While this made it possible for many borrowers to keep getting loans and helped protect the housing market from further damage, the government's newly dominant role -- nearly 90 percent of all new home loans are funded or guaranteed by taxpayers -- has far-reaching consequences for prospective home buyers and taxpayers.
The government has the power to decide who is qualified for a loan and who is not. As a result, many borrowers among both poor and rich are frozen out of the market.
Government officials generally agree that it would be better for private lenders to resume their traditional role as major providers of finance for home loans. But policymakers now face some tough choices. They must decide how to reduce support for the mortgage market without letting it collapse. And they must decide what kind of support the government should provide in the long run. "
4 comments:
Government intervention introducing systematic overhaul measures to reduce foreclosures can also help recover the situation. With the current situation, stringent lending practises and the weak economic situation is continuing the drain the buyers from affording to buy their own homes. Hence, the housing condition is at a risk where quick fix may not be easily expected.
Government intervention also created “affordable,” but dangerous, lending policies that encouraged lower down payments, looser underwriting standards and higher leverage. In the short run, this government intervention was successful in its stated goal – raising the national home ownership rate. However, the ultimate effect was to create a mortgage tsunami that wrought devastation on the American people and economy. While government intervention was not the sole cause of the financial crisis, its role was significant and has received too little attention.

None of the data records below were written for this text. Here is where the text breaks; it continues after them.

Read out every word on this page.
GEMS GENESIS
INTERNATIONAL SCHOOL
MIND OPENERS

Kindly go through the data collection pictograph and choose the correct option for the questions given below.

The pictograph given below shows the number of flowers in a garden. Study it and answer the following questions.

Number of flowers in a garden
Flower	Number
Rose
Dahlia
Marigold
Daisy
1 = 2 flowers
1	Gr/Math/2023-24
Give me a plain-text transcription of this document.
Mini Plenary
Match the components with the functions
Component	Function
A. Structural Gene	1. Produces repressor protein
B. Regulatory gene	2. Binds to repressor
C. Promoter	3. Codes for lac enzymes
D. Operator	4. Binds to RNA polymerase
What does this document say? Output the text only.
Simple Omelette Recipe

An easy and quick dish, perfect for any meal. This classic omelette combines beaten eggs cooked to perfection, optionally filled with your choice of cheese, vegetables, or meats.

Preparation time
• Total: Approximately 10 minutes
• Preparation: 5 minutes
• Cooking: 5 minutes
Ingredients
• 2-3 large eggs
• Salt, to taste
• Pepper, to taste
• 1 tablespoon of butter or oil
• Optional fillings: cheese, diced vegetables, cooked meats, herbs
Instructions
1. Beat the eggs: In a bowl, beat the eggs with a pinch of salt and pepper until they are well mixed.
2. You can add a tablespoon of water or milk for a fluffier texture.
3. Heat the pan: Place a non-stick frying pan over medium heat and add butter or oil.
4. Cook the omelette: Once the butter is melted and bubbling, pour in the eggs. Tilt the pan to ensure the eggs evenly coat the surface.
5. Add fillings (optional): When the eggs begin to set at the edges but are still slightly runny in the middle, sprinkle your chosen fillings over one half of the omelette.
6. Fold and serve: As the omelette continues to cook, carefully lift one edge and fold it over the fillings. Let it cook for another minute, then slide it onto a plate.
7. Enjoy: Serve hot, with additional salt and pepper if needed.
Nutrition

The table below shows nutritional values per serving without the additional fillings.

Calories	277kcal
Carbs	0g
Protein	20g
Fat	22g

http://www3.signonsandiego.com/stories/2009/aug/06/lz1e6issa22228-government-interventions-high-cost/
Government regulation of the mortgage industry is a topic of great interest on industry discussion boards across the internet. Should the Goverment get involved or shouldn't they, this is the basis for the debate. I really doubt it.
There are basically two camps, those who believe the government should provide more regulation and oversight of the mortgage industry and those who think the market should remain free of government intervention and should be left to figure things out for itself. For what my opinion is worth, not much according to last years tax returns, this debate is a little late. The simple fact of the matter is that the government is already intimately involved in the regulation of almost every aspect of our lifes including the mortgage industry and we need to refocus the debate to how to provide the most efficient and effective regulation of the mortgage industry instead of whethere we should or shouldn't have any regulation in the first place.